対馬の観音寺に返還された、14世紀の高麗仏「観音菩薩坐像」が、日本の博物館の展示に登場した。福岡県の九州国立博物館で7日に開幕する特別展「九州渡来仏」でのことだ。この仏像が対馬を離れ、日本国内で公開されるのは初めてだ。同博物館は「仏教はおよそ1500年前、韓半島の百済(くだら)を通じて日本に伝わり、韓半島や中国で制作された華麗な仏像や仏画も日本に伝えられて、礼拝の対象として大切に祀られた」とし、「海を渡って伝わったという意味で、近代以降『渡来仏』と呼ばれるようになった」と紹介した。今回の展示には、韓半島や中国から対馬など九州各地に伝わった「渡来仏」40点が出品されている。
展示のスタートかつハイライトとなるのが「観音菩薩坐像」だ。かつて、韓国人窃盗団が対馬から2点の仏像を盗み、2012年に韓国へ密かに搬入した。もう1点の「金銅如来立像」は2015年に対馬の海神神社に返還されたが、この観音菩薩坐像は忠清南道瑞山の浮石寺が「もともと我が寺の仏像なので返してほしい」と要求したことで、所有権を巡る争いが始まった。
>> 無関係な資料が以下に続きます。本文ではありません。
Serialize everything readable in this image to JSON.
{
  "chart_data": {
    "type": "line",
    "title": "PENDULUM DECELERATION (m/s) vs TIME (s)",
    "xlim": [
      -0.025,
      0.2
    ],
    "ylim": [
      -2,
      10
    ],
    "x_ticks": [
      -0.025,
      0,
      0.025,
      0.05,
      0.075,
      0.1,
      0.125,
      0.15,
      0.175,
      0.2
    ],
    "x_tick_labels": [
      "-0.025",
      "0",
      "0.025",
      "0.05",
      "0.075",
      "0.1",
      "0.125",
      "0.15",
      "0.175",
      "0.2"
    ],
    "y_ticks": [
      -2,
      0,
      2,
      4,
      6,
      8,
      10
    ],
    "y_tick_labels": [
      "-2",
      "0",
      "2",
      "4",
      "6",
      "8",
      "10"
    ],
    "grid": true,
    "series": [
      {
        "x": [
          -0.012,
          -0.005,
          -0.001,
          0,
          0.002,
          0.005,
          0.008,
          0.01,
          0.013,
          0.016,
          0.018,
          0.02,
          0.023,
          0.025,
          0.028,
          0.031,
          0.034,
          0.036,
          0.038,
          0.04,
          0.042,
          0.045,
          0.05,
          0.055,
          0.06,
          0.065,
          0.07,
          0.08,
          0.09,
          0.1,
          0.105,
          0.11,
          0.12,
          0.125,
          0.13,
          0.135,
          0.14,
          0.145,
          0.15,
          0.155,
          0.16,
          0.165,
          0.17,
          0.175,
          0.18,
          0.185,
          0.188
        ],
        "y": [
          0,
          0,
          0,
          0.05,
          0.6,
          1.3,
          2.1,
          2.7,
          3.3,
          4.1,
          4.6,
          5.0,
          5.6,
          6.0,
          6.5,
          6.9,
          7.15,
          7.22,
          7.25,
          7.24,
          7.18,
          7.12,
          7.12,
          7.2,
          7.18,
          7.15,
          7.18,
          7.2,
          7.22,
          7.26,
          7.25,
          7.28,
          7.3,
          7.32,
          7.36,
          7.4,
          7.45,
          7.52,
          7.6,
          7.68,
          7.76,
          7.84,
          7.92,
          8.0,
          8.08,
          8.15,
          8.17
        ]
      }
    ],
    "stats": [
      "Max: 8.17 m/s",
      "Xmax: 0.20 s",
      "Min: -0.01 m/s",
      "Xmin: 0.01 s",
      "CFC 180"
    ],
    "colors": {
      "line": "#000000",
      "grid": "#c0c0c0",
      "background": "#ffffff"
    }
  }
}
浮石寺は、仏像の内部から「1330年、高麗の瑞州(瑞山)浮石寺でこの仏像を作った」という記録物が見つかったことを根拠に、「倭寇に略奪されたものだから、元の所有者である浮石寺に返還すべきだ」と主張し、一審の裁判所はこれを受け入れた。しかし二審は観音寺の所有と判決し、大法院(最高裁判所)も2023年10月、「仏像が高麗時代に倭寇によって略奪され、日本へ不法に持ち出された蓋然性があるというだけで、観音寺の仏像所有権の時効取得が排除されるとみることはできない」と最終判決を下した。一定期間、問題なく占有していたのであれば所有権が移転したとみなす「取得時効」の法理に基づき、観音寺に所有権があると判決したのだ。その後、浮石寺は仏像を対馬へ送る前に百日間の法要を営み、仏像は昨年5月に観音寺へ返還された。
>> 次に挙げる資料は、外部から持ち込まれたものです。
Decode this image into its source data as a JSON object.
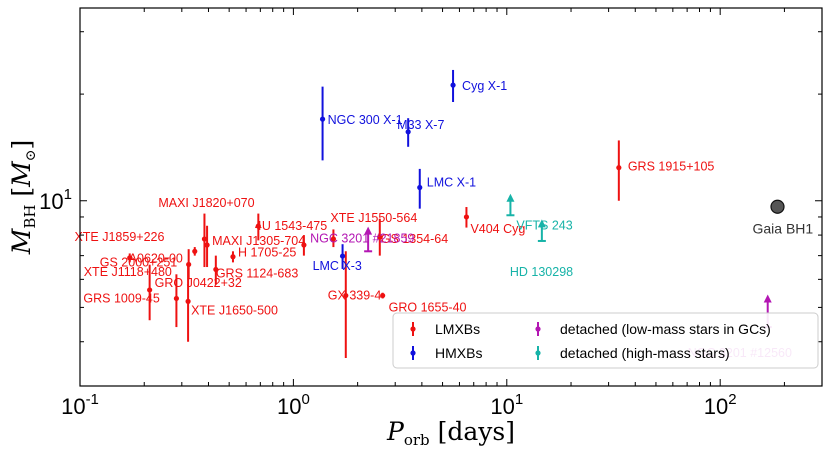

九州国立博物館は、この仏像が「韓国と日本をつなぐ慈悲と救いの心」であると紹介した。6日の報道陣向け公開に立ち会った観音寺の田中節孝(せっこう)前住職は「韓国では過去に奪われた仏像という認識が広く定着しているが、渡来仏が伝播した経緯には戦争だけでなく、交易や交流もある」とした上で、「未来の世代では、この仏像に込められた祈りの心を両国が共に守り、保存していこうという考えがより広く普及することを願う」と語った。
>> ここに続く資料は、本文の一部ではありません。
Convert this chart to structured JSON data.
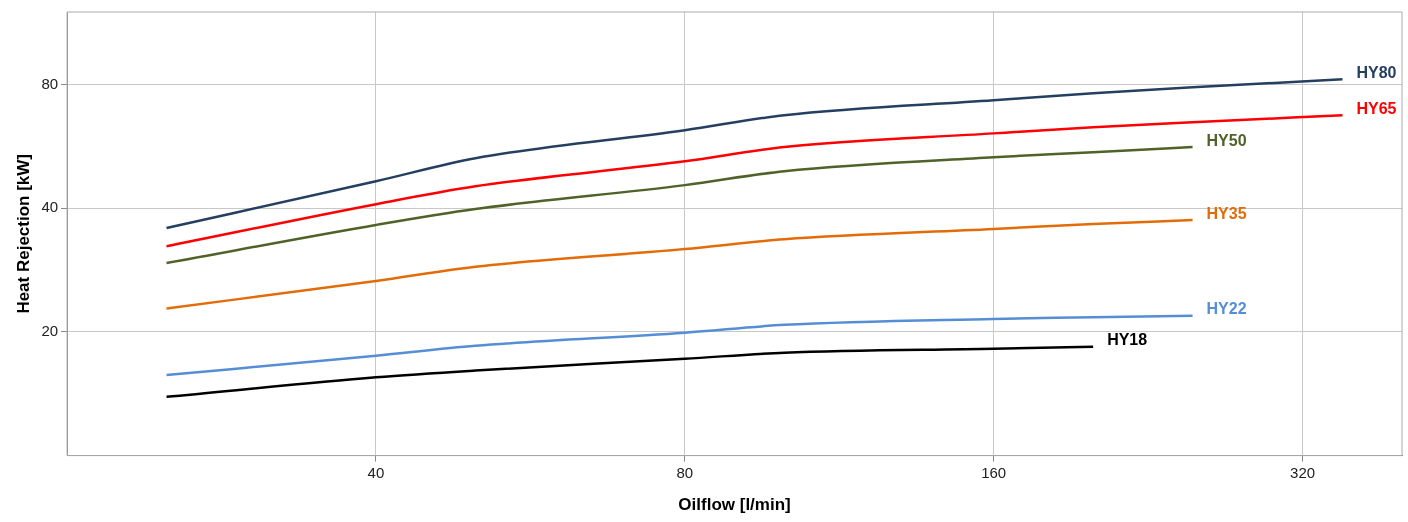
{
  "chart_data": {
    "type": "line",
    "xlabel": "Oilflow [l/min]",
    "ylabel": "Heat Rejection [kW]",
    "log": "xy",
    "xlim": [
      20,
      400
    ],
    "ylim": [
      10,
      120
    ],
    "xticks": [
      40,
      80,
      160,
      320
    ],
    "yticks": [
      20,
      40,
      80
    ],
    "grid": true,
    "legend": false,
    "marker": "none",
    "line_style": "solid",
    "series": [
      {
        "name": "HY80",
        "color": "#243f60",
        "x": [
          25,
          40,
          50,
          80,
          100,
          160,
          200,
          250,
          350
        ],
        "values": [
          35.8,
          46.5,
          52.9,
          61.9,
          67.3,
          73.2,
          76.1,
          78.7,
          82.3
        ]
      },
      {
        "name": "HY65",
        "color": "#ff0000",
        "x": [
          25,
          40,
          50,
          80,
          100,
          160,
          200,
          250,
          350
        ],
        "values": [
          32.3,
          40.9,
          45.2,
          52.0,
          56.3,
          60.8,
          62.9,
          64.7,
          67.3
        ]
      },
      {
        "name": "HY50",
        "color": "#4f6228",
        "x": [
          25,
          40,
          50,
          80,
          100,
          160,
          200,
          250
        ],
        "values": [
          29.4,
          36.4,
          39.8,
          45.5,
          49.2,
          53.2,
          54.7,
          56.3
        ]
      },
      {
        "name": "HY35",
        "color": "#e36c09",
        "x": [
          25,
          40,
          50,
          80,
          100,
          160,
          200,
          250
        ],
        "values": [
          22.8,
          26.6,
          28.8,
          31.8,
          33.6,
          35.6,
          36.6,
          37.4
        ]
      },
      {
        "name": "HY22",
        "color": "#558ed5",
        "x": [
          25,
          40,
          50,
          80,
          100,
          160,
          200,
          250
        ],
        "values": [
          15.7,
          17.5,
          18.5,
          19.9,
          20.8,
          21.5,
          21.7,
          21.9
        ]
      },
      {
        "name": "HY18",
        "color": "#000000",
        "x": [
          25,
          40,
          50,
          80,
          100,
          160,
          200
        ],
        "values": [
          13.9,
          15.5,
          16.1,
          17.2,
          17.8,
          18.2,
          18.4
        ]
      }
    ]
  }
}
普段は寺の外に出ることが難しい仏像や仏画が、多数出品された。14世紀の兄弟高麗仏「菩薩坐像」は、それぞれ島根県出雲市と福岡県糸島市に離れて安置されていたが、今回の展示で再会を果たした。頭巾を被った11世紀高麗時代の「地蔵菩薩遊戯坐像」、個性あふれる赤ん坊の仏像「誕生釈迦仏立像」も、見逃してはならない名品だ。
ただ、「渡来仏」の意味があいまいで、一部の展示内容にも物足りなさが残るという評価も出ている。出品作を観察した複数の韓国国内の仏像専門家は、「渡来仏とは単に海を渡った仏像ではなく、日本に仏教を伝播し、悟りを伝えた仏像という意味があるが、当時倭寇の本拠地であった対馬に、贈り物や寄贈などの正常な経路で仏像が渡った可能性は高くない」とし、「これらの仏像が日本にどのような経緯で由来したのかという経路には一切言及せず、渡来仏として一括りで説明したのは安易な見方だ」と指摘した。
展示を企画した九州国立博物館の大澤信学芸員は「仏様を祀る祈りの心に国境はないという思いで準備した展示」とし、「対立ではなく、再び新しい交流をつなげていこうという意味で企画した。日本で渡来仏をテーマにした展示は初めてであり、これほど多くの渡来仏を一堂に集めた展示も初めてなので、韓国からも多くの方に来ていただき鑑賞してほしい」と話した。8月30日まで。